Selon un document que La Presse a obtenu grâce à la Loi sur l'accès à l'information, le coût total des achats a atteint 1 101 100 676,75$ entre les années financières 2000 et 2009.

Les chiffres couvrent tant les uniformes de combat que ceux d'apparat, pour l'armée de réserve comme pour les forces actives de terre, de l'air et de la marine, précise la Défense nationale.

«Au cours des dernières années, il y avait des efforts à faire pour moderniser les uniformes des soldats, en matière de camouflage, par exemple, observe Peter Kitchen, éditeur de la Canadian Defence Review, une publication ontarienne. Rappelez-vous ces images des soldats canadiens en Afghanistan vêtus d'uniformes verts, non adaptés pour le désert.»

Il reste que le chiffre de 1,1 milliard étonne M. Kitchen. «Je crois que la politique d'achat de la Défense veut que les fournisseurs soient canadiens. Or, certains prix pourraient être moins élevés si le marché était complètement ouvert.»

Le coût total des achats peut aussi être décortiqué d'une autre façon. Si on tient compte des chiffres avancés par le ministère de la Défense nationale, on compte actuellement 62 000 membres dans la force active et 25 000 (dont 4000 à cheval) dans la réserve. Si on répartit le coût total des achats sur 10 ans, divisé par le nombre total de soldats (87 000), on arrive à 1265,63$ par militaire par année. Il faut en revanche compter que le nombre de militaires a oscillé entre 60 000 et 87 000 pendant cette décennie.

Habillez le soldat

Une partie des dépenses des Forces pour les uniformes a été engagée dans le cadre du projet «Habillez le soldat» lancé en septembre 1996. Approuvé par le Conseil du Trésor, ce projet, évalué à 375 millions de dollars, avait pour but de combler des lacunes considérées comme «importantes» dans les articles d'habillement et de protection des militaires.

«La plupart des tenues et des équipements personnels existants sont issus d'une technologie et d'une conception dépassées, disait-on à l'époque. Au fil des années, on a noté un certain nombre de lacunes opérationnelles spécifiques et l'on s'est aperçu que bon nombre d'articles ne sont pas tout à fait compatibles entre eux, ce qui limite leurs possibilités, efficacité et confort.»

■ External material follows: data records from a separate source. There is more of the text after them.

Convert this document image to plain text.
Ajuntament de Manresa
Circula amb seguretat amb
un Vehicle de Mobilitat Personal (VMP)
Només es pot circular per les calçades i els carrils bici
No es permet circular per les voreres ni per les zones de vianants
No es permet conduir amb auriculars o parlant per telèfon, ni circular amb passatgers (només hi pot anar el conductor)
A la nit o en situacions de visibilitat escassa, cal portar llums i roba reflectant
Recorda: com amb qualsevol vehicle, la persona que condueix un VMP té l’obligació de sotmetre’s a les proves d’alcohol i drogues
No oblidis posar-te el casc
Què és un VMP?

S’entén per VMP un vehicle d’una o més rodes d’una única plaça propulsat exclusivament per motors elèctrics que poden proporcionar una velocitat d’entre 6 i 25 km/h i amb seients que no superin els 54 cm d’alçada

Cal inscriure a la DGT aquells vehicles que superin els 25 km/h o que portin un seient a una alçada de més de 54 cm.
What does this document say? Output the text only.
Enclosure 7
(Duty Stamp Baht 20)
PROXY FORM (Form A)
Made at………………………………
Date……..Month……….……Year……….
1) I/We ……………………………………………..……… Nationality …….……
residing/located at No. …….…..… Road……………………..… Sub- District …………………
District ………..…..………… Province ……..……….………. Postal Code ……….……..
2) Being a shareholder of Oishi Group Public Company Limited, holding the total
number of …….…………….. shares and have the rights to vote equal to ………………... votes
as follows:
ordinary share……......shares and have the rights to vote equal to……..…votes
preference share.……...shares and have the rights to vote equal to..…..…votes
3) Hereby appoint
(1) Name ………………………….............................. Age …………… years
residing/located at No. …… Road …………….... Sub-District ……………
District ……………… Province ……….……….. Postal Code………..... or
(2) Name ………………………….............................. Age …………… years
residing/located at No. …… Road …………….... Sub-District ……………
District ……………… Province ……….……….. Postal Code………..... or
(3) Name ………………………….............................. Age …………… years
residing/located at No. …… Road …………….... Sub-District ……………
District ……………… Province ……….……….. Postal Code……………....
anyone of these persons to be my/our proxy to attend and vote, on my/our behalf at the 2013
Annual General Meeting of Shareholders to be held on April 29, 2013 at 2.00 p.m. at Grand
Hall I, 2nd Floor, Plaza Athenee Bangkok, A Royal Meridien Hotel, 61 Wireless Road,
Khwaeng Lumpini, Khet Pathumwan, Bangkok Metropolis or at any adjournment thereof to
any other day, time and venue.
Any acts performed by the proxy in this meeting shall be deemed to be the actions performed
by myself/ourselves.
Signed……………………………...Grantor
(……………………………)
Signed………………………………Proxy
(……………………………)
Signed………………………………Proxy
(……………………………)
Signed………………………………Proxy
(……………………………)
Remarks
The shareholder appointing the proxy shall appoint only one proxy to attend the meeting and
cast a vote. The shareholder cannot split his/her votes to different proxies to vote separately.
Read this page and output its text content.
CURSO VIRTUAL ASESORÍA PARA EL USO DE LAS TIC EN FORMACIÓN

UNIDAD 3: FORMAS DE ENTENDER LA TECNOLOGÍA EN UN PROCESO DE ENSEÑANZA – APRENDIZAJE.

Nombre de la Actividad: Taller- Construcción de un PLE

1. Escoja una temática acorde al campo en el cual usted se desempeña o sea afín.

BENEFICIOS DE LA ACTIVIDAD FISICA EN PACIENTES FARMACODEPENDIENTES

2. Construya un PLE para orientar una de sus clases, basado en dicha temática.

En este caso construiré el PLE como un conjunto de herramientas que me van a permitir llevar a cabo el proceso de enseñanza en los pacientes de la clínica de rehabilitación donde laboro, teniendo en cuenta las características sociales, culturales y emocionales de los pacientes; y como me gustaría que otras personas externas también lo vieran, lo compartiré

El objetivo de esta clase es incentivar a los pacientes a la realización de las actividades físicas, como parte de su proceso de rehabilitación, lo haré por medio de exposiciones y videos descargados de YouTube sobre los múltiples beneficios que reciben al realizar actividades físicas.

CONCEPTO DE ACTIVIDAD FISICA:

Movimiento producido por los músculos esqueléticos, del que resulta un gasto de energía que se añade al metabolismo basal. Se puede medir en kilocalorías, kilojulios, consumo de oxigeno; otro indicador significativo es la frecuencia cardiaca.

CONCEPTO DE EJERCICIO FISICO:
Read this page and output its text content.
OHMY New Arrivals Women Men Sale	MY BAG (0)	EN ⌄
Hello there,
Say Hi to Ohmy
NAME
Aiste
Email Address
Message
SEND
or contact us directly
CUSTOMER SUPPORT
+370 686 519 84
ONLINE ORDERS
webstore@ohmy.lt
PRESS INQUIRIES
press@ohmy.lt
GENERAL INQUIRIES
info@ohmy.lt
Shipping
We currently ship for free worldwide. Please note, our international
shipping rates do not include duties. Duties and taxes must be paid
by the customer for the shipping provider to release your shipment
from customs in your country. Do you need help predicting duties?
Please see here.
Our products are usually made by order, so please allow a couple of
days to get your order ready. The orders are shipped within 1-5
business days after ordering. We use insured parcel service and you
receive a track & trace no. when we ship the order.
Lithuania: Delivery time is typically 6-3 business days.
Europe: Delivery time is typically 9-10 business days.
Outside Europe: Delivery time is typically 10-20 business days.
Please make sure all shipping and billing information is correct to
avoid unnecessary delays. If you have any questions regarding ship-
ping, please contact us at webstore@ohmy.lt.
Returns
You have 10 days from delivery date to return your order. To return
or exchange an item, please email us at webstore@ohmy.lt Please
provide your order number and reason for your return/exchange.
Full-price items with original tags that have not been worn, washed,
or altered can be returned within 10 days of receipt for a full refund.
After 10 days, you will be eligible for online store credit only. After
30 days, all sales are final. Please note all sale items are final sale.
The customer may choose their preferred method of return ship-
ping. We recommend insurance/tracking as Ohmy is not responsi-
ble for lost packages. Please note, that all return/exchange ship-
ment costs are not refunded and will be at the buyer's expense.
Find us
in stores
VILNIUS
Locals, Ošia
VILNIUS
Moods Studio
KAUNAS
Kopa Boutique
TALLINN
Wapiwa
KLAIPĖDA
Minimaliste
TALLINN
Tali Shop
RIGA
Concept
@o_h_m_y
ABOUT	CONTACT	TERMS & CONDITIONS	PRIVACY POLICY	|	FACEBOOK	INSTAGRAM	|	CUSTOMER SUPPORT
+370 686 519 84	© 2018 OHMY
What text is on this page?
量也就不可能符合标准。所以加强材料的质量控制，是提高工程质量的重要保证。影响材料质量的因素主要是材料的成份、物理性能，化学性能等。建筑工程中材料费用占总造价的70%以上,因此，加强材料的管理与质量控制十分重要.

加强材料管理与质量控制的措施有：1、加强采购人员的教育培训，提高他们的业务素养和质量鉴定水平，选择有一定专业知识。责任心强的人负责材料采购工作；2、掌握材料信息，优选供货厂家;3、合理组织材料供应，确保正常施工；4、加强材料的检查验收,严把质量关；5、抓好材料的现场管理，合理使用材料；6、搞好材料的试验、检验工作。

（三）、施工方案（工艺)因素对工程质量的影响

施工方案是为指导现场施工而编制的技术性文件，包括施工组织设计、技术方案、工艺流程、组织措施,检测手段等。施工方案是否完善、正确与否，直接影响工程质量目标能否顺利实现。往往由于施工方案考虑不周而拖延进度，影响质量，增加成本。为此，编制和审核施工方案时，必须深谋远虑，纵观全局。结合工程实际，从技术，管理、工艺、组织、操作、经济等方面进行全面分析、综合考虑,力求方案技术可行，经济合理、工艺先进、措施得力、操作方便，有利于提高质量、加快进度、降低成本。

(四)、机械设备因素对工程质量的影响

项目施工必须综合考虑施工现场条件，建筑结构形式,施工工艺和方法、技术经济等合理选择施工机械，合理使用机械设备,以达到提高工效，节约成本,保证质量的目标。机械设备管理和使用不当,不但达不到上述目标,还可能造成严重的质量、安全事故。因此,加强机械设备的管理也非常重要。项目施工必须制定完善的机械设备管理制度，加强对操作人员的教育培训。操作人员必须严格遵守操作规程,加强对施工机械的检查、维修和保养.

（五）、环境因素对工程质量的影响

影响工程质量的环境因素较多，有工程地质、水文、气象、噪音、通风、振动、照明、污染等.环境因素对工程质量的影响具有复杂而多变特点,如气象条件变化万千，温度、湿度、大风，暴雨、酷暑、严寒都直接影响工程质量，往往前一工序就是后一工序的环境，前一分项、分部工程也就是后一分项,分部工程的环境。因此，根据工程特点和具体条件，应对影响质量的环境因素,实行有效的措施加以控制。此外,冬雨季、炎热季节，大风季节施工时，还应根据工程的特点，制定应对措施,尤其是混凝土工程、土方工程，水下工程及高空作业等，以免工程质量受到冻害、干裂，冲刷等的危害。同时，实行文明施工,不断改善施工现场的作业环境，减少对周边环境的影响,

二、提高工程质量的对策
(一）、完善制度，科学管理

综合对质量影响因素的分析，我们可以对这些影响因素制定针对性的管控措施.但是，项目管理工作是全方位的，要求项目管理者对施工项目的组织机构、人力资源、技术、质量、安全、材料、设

Dans l'ensemble, le projet avait pour but de doter les militaires de 24 nouveaux articles compatibles entre eux, notamment de casques et de couvre-chefs, de protection contre les balles, de lunettes, bottes, vêtements de corps, gants, etc.

Au départ, le projet devait équiper 40 000 soldats. Ce nombre a été porté à 50 000 en 2000.

Selon Yves Bélanger, professeur de sciences politiques et spécialiste des questions militaires à l'Université du Québec à Montréal, le budget initial d'Habillez le soldat était de 245 millions. Mais les résultats sont tout de même probants si on les compare à ceux d'autres programmes de la Défense : «Il faut mettre les choses en perspective, dit M. Bélanger. Le gouvernement a consacré 5 milliards aux hélicoptères Cormorant, qui sont cloués au sol les trois quarts du temps. Or, on savait avant le début de ce programme qu'il y avait des problèmes (notamment de microfissures) avec ces hélicoptères.»

Il porte un regard aussi sévère sur l'achat des quatre sous-marins de la classe Victoria à la fin des années 90. En revanche, les nouveaux uniformes ont fait leurs preuves sur le terrain : ils sont efficaces et mieux adaptés aux opérations actuelles.

Projet d'équipement intégré

Le programme Habillez le soldat n'est pas encore terminé qu'un autre est en train de voir le jour. Le Projet d'équipement intégré du soldat doit en effet être lancé en 2011 et s'échelonner sur plusieurs années. Doté d'une enveloppe de plusieurs centaines de millions de dollars, il doit permettre de doter les militaires d'uniformes de protection contre les agents chimiques, biologiques et toxiques et d'ajouter un système de visée intégré au casque militaire.